深夜3時ちょい前に部屋の電気消してベッドでゴロゴロしてた。
すると、急にインターホンが鳴った。
そのマンションはオートロック越しの来訪と玄関直での来訪で音が違うんだけど、その時は玄関直の呼び出し音が鳴って、飛び上がるくらい驚いた。
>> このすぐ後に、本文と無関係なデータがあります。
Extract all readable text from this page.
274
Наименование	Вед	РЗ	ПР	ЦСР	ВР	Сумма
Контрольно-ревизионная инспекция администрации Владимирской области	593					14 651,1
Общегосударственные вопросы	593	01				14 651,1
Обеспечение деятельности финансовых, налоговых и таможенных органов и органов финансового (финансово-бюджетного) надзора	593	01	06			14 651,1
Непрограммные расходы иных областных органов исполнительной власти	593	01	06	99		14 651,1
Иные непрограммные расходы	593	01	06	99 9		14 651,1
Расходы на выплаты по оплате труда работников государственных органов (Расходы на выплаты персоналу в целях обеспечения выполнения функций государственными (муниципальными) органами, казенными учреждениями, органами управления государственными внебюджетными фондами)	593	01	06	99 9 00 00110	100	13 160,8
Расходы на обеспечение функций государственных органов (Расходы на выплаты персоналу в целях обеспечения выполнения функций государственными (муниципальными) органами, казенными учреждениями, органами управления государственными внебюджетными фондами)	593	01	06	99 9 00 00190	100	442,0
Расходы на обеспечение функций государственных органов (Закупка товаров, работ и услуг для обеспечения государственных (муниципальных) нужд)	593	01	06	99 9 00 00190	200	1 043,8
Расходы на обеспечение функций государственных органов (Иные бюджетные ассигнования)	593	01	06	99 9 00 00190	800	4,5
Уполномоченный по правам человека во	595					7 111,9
驚きすぎて起き上がったまま硬直してたら、2回3回とインターホンが押される。
“ 同じ階の住人に、何かあったんかな・・・?”
って思って仕方なくインターホンを取った。
「 夜分遅くに申し訳ありません。」
ちょっと酒焼けしたようなおっさんの声だった。
「 はい?」
「 お住いの方みなさんにお聞きして回っているんですが、ころしていただけませんか?」
「 ころして?」
「 私をですね、殺害してもらいたいんですよ。
殺人、ご存知ですよね?」
「 何言ってんの?」
「 無理なようでしたら、あなたを殺させて頂けませんか?」
「 頭おかしいんじゃねーの!」
インターホン叩き切って、またベッドに戻った。
最初は、
“ 変なおっさんだったな、気持ち悪ぃ~。”
と思うだけだったんだけれど、だんだん怖くなって来た。
オートロック通って中入っちゃってるわけだし、みんなに聞いて回ってるってことはまだこのマンション内にいる。
警察に連絡するべきだったんだけれど、当時は税金とか払ってなかったし、ちょっと問題起こした時の賠償金みたいなのもバックれてたときで、連絡出来なくてずっとそわそわしていた。